OK, that's one LOCALE bug report too many...
... and I am not going to allow 7.1 to go out without a fix for this
class of problems. I'm fed up ;-)
As near as I can tell from the setlocale() man page, the only locale
categories that are really hazardous for us are LC_COLLATE and LC_CTYPE;
the other categories like LC_MONETARY affect only I/O routines, not
sort ordering, and so cannot result in corrupt indices.
I propose, therefore, that in an --enable-locale installation, initdb
should save its values for LC_COLLATE and LC_CTYPE in pg_control, and
backend startup should restore these settings from pg_control. Other
locale categories will continue to be acquired from the postmaster
environment. This will eliminate the class of bugs associated with
index corruption from not always starting the postmaster with the same
locale settings, while not forcing people to do an initdb to change
harmless settings.
Also, since "LC_COLLATE=en_US" seems to misbehave rather spectacularly
on recent RedHat releases, I propose that initdb change "en_US" to "C"

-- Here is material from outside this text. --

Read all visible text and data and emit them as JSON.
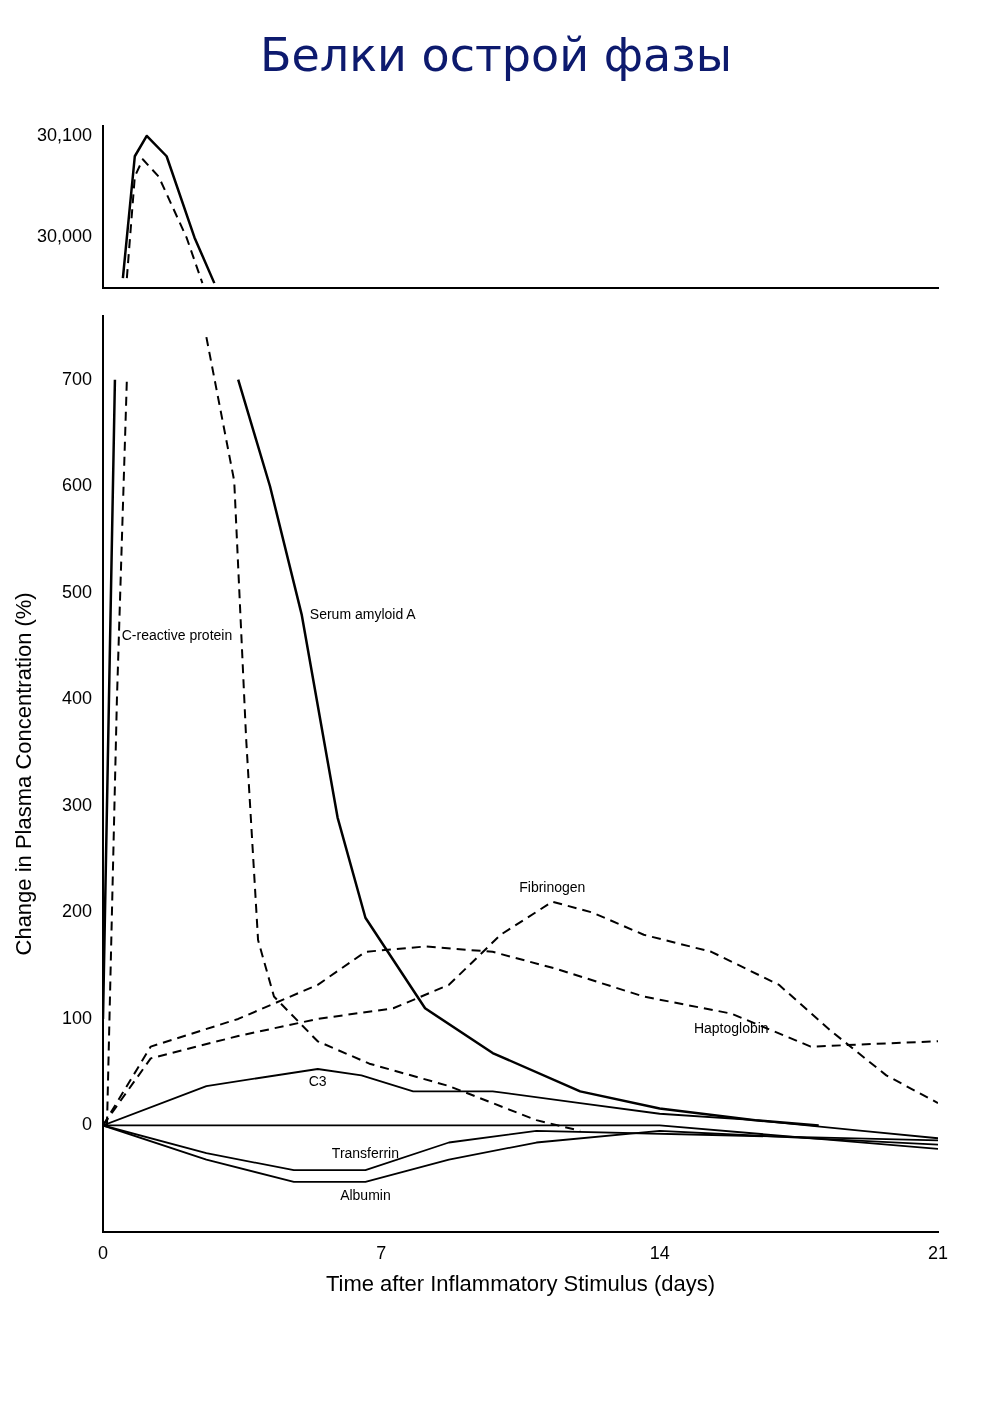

if it finds that setting. (Are there any platforms where there are
non-bogus differences between the two?)
Finally, until we have a really bulletproof solution for LIKE indexing
optimization, I will disable that optimization if --enable-locale is
compiled *and* LC_COLLATE is not C. Better to get "LIKE is slow" bug
reports than "LIKE gives wrong answers" bug reports.
Comments? Anyone think that initdb should lock down more categories
than just these two?
regards, tom lane
Tom Lane writes:
I propose, therefore, that in an --enable-locale installation, initdb
should save its values for LC_COLLATE and LC_CTYPE in pg_control, and
backend startup should restore these settings from pg_control.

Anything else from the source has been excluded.